The Study Committee on Alcohol Beverages Enforcement met for the second time on Aug. 22.
The hearing started with attorneys from Wisconsin Towns and Wisconsin Municipalities Associations discussing how they handle inquiries from their members as to what is and is not allowable under Wisconsin law. Both groups said that they predominantly deal with the Department of Revenue whenever they have questions, but their perception was that sometimes the laws in regard to enforcement are vague.
Next to present was Michael Madigan, an attorney from Minnesota who represents the National Beer Distributors. His presentation highlighted his position on the benefits of the three-tier system.

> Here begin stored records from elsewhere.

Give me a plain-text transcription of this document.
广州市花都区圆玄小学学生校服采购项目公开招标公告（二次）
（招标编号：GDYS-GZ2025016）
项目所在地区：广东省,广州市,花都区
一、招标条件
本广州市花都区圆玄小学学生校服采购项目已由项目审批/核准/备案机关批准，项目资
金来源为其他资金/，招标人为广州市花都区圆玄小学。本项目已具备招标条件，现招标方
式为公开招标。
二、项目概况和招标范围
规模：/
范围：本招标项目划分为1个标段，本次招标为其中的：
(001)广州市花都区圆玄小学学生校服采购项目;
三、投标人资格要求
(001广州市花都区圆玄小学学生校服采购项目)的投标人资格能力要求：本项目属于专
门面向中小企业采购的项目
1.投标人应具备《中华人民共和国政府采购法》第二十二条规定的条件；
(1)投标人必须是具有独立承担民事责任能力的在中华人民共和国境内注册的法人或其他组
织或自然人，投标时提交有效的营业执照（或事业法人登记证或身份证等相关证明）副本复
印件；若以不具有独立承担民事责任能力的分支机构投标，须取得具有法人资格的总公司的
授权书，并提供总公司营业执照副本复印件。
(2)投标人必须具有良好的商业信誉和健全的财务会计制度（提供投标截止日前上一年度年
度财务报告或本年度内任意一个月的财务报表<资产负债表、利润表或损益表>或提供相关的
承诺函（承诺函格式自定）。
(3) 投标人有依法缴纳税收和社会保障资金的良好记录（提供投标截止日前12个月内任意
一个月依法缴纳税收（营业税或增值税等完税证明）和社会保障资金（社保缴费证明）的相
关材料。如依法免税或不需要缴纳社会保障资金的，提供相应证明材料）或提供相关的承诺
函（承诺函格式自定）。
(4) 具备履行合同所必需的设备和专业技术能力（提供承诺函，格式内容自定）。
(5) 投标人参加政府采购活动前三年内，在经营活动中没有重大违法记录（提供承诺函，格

Abigail Potts from the Department of Justice (DOJ) followed Madigan. Potts is credited for writing the informal attorney general opinion regarding retail licenses issued to wineries and breweries, which in part has brought about a call for further interpretation and enforcement related to Wisconsin’s three-tier system. In true courtroom style, public committee member Mike Wittenwyler, who represents the Wisconsin Beer Distributors and the Wine and Spirits Institute grilled Potts on how DOJ arrived at their position (primarily that beer can be sold at wineries) and whether or not they exercise any enforcement authority of Wisconsin’s three-tier laws.

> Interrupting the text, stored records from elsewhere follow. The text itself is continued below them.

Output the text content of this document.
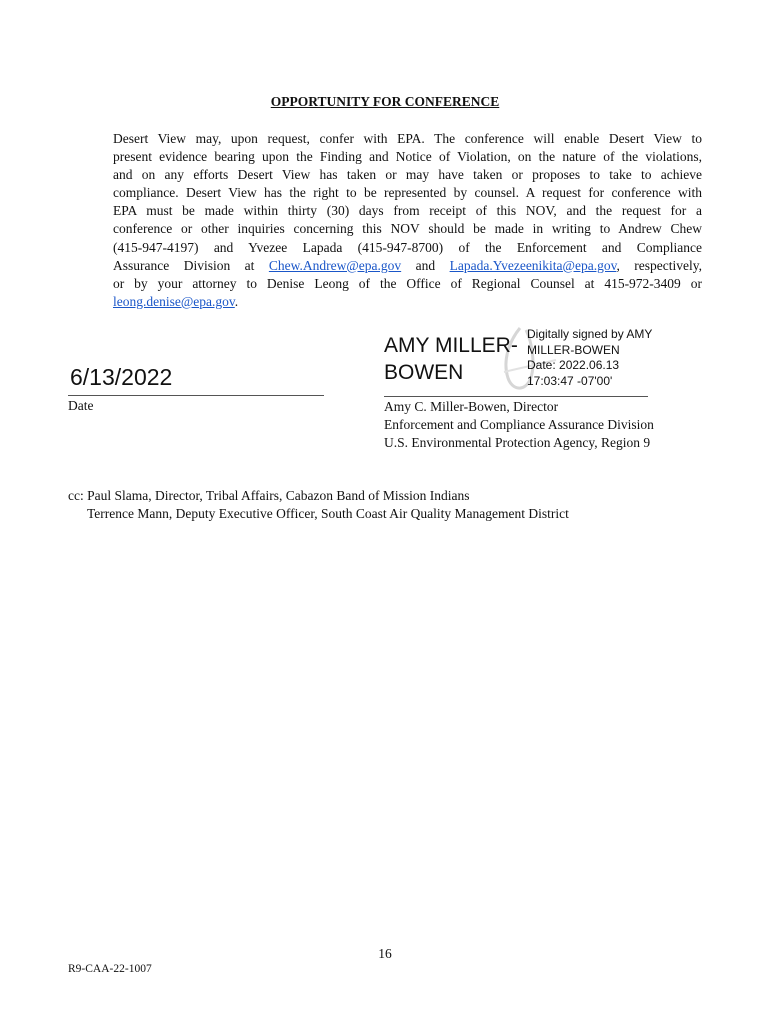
OPPORTUNITY FOR CONFERENCE
Desert View may, upon request, confer with EPA. The conference will enable Desert View to
present evidence bearing upon the Finding and Notice of Violation, on the nature of the violations,
and on any efforts Desert View has taken or may have taken or proposes to take to achieve
compliance. Desert View has the right to be represented by counsel. A request for conference with
EPA must be made within thirty (30) days from receipt of this NOV, and the request for a
conference or other inquiries concerning this NOV should be made in writing to Andrew Chew
(415-947-4197) and Yvezee Lapada (415-947-8700) of the Enforcement and Compliance
Assurance Division at Chew.Andrew@epa.gov and Lapada.Yvezeenikita@epa.gov, respectively,
or by your attorney to Denise Leong of the Office of Regional Counsel at 415-972-3409 or
leong.denise@epa.gov.
6/13/2022
Date
AMY MILLER-
BOWEN
Digitally signed by AMY
MILLER-BOWEN
Date: 2022.06.13
17:03:47 -07'00'
Amy C. Miller-Bowen, Director
Enforcement and Compliance Assurance Division
U.S. Environmental Protection Agency, Region 9
cc: Paul Slama, Director, Tribal Affairs, Cabazon Band of Mission Indians
Terrence Mann, Deputy Executive Officer, South Coast Air Quality Management District
16
R9-CAA-22-1007
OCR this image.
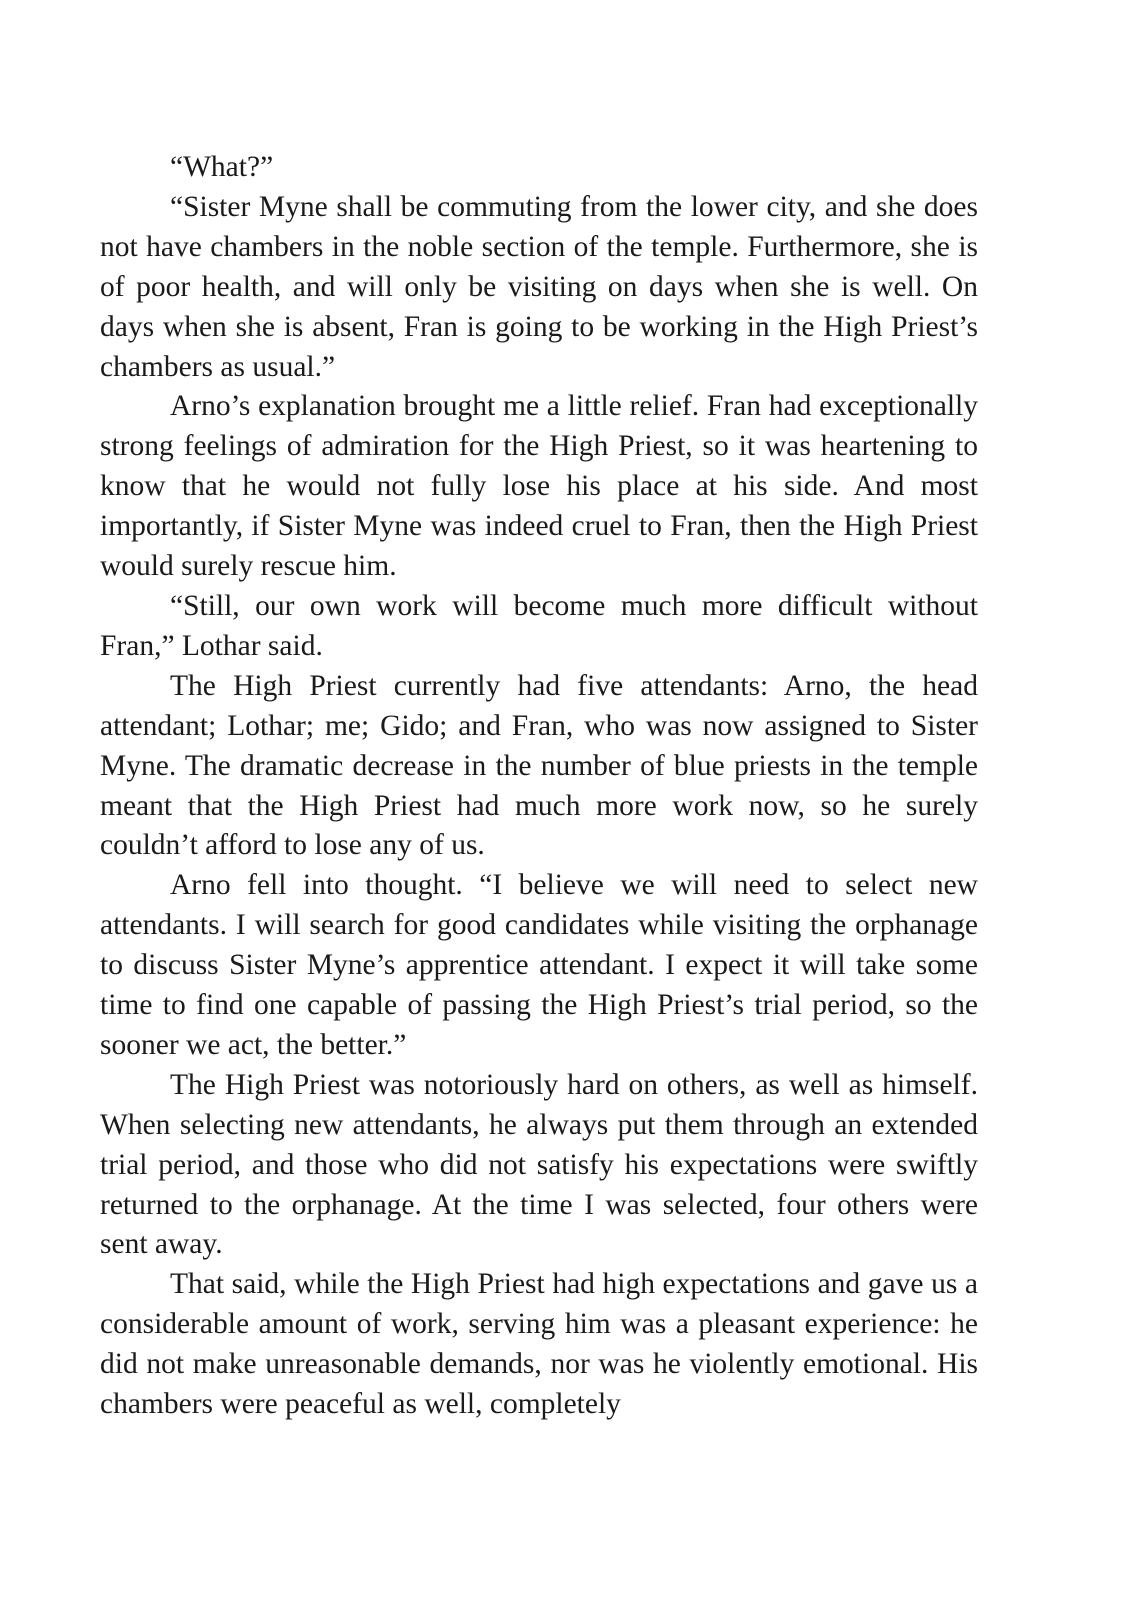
“What?”

“Sister Myne shall be commuting from the lower city, and she does not have chambers in the noble section of the temple. Furthermore, she is of poor health, and will only be visiting on days when she is well. On days when she is absent, Fran is going to be working in the High Priest’s chambers as usual.”

Arno’s explanation brought me a little relief. Fran had exceptionally strong feelings of admiration for the High Priest, so it was heartening to know that he would not fully lose his place at his side. And most importantly, if Sister Myne was indeed cruel to Fran, then the High Priest would surely rescue him.

“Still, our own work will become much more difficult without Fran,” Lothar said.

The High Priest currently had five attendants: Arno, the head attendant; Lothar; me; Gido; and Fran, who was now assigned to Sister Myne. The dramatic decrease in the number of blue priests in the temple meant that the High Priest had much more work now, so he surely couldn’t afford to lose any of us.

Arno fell into thought. “I believe we will need to select new attendants. I will search for good candidates while visiting the orphanage to discuss Sister Myne’s apprentice attendant. I expect it will take some time to find one capable of passing the High Priest’s trial period, so the sooner we act, the better.”

The High Priest was notoriously hard on others, as well as himself. When selecting new attendants, he always put them through an extended trial period, and those who did not satisfy his expectations were swiftly returned to the orphanage. At the time I was selected, four others were sent away.

That said, while the High Priest had high expectations and gave us a considerable amount of work, serving him was a pleasant experience: he did not make unreasonable demands, nor was he violently emotional. His chambers were peaceful as well, completely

In what was already starting to become a hearing driven by the different alcohol factions, the owners of wedding barns spent the next 3.5 hours testifying as to why they believe they are being treated unfairly under Wisconsin law.

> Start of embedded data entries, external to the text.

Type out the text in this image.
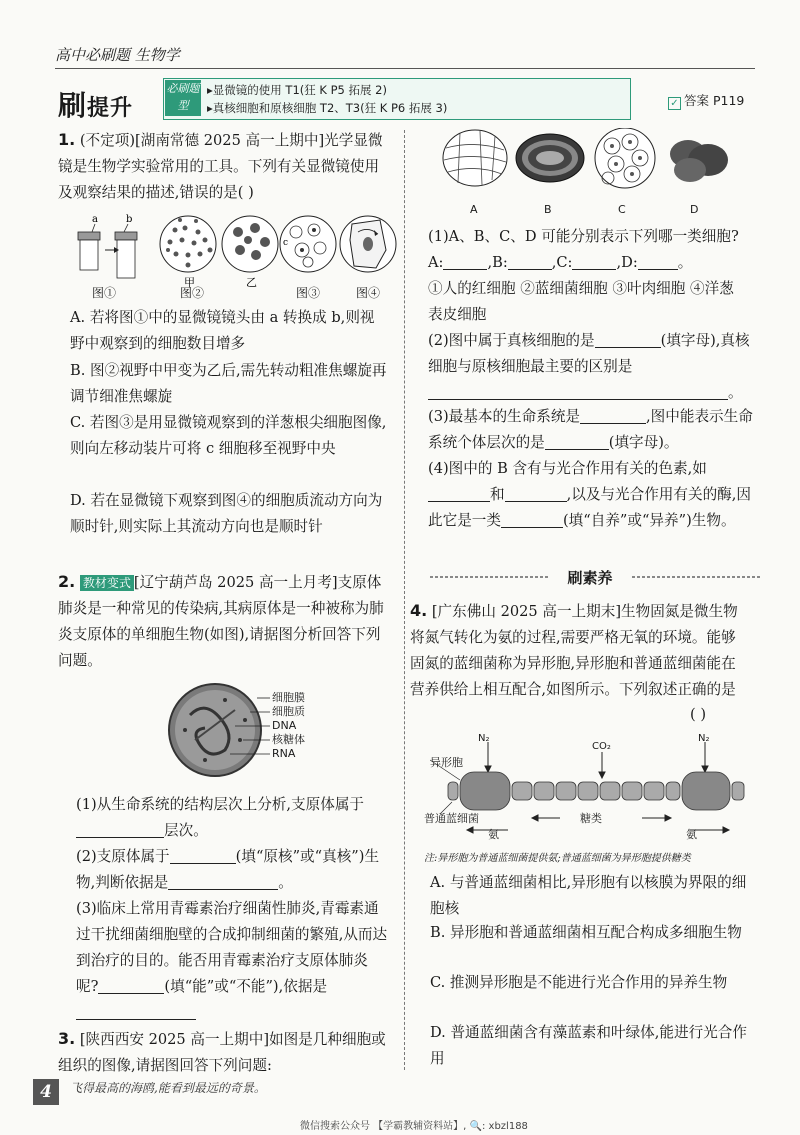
高中必刷题 生物学
刷提升
必刷题型
▸显微镜的使用 T1(狂 K P5 拓展 2)
▸真核细胞和原核细胞 T2、T3(狂 K P6 拓展 3)	✓ 答案 P119
1. (不定项)[湖南常德 2025 高一上期中]光学显微镜是生物学实验常用的工具。下列有关显微镜使用及观察结果的描述,错误的是( )
a	b
甲	乙
c
图①	图②	图③	图④
A. 若将图①中的显微镜镜头由 a 转换成 b,则视野中观察到的细胞数目增多
B. 图②视野中甲变为乙后,需先转动粗准焦螺旋再调节细准焦螺旋
C. 若图③是用显微镜观察到的洋葱根尖细胞图像,则向左移动装片可将 c 细胞移至视野中央
D. 若在显微镜下观察到图④的细胞质流动方向为顺时针,则实际上其流动方向也是顺时针
2. 教材变式 [辽宁葫芦岛 2025 高一上月考]支原体肺炎是一种常见的传染病,其病原体是一种被称为肺炎支原体的单细胞生物(如图),请据图分析回答下列问题。
细胞膜
细胞质
DNA
核糖体
RNA
(1)从生命系统的结构层次上分析,支原体属于层次。
(2)支原体属于	(填“原核”或“真核”)生物,判断依据是	。
(3)临床上常用青霉素治疗细菌性肺炎,青霉素通过干扰细菌细胞壁的合成抑制细菌的繁殖,从而达到治疗的目的。能否用青霉素治疗支原体肺炎呢?	(填“能”或“不能”),依据是
3. [陕西西安 2025 高一上期中]如图是几种细胞或组织的图像,请据图回答下列问题:
A	B	C	D
(1)A、B、C、D 可能分别表示下列哪一类细胞?
A:	,B:	,C:	,D:	。
①人的红细胞 ②蓝细菌细胞 ③叶肉细胞 ④洋葱表皮细胞
(2)图中属于真核细胞的是	(填字母),真核细胞与原核细胞最主要的区别是。
(3)最基本的生命系统是	,图中能表示生命系统个体层次的是	(填字母)。
(4)图中的 B 含有与光合作用有关的色素,如和	,以及与光合作用有关的酶,因此它是一类	(填“自养”或“异养”)生物。
刷素养
4. [广东佛山 2025 高一上期末]生物固氮是微生物将氮气转化为氨的过程,需要严格无氧的环境。能够固氮的蓝细菌称为异形胞,异形胞和普通蓝细菌能在营养供给上相互配合,如图所示。下列叙述正确的是
( )
N₂
CO₂
N₂
异形胞
普通蓝细菌	糖类
氨	氨
注:异形胞为普通蓝细菌提供氨;普通蓝细菌为异形胞提供糖类
A. 与普通蓝细菌相比,异形胞有以核膜为界限的细胞核
B. 异形胞和普通蓝细菌相互配合构成多细胞生物
C. 推测异形胞是不能进行光合作用的异养生物
D. 普通蓝细菌含有藻蓝素和叶绿体,能进行光合作用
4	飞得最高的海鸥,能看到最远的奇景。
微信搜索公众号 【学霸教辅资料站】, 🔍: xbzl188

The next hearing will focus on how some believe it is too easy to direct ship into Wisconsin because there is little enforcement, and how much money the state is losing in tax revenue because of this.
Additionally, Legislative Council was asked to put together some options and interpretations of what is a “pubic place,” what is a “private venue,” the definition of “selling,” and some options for how to address the wedding barns.
The next meeting is Sept. 26. There will be no meeting in October, but Swearingen expects a November and December meeting.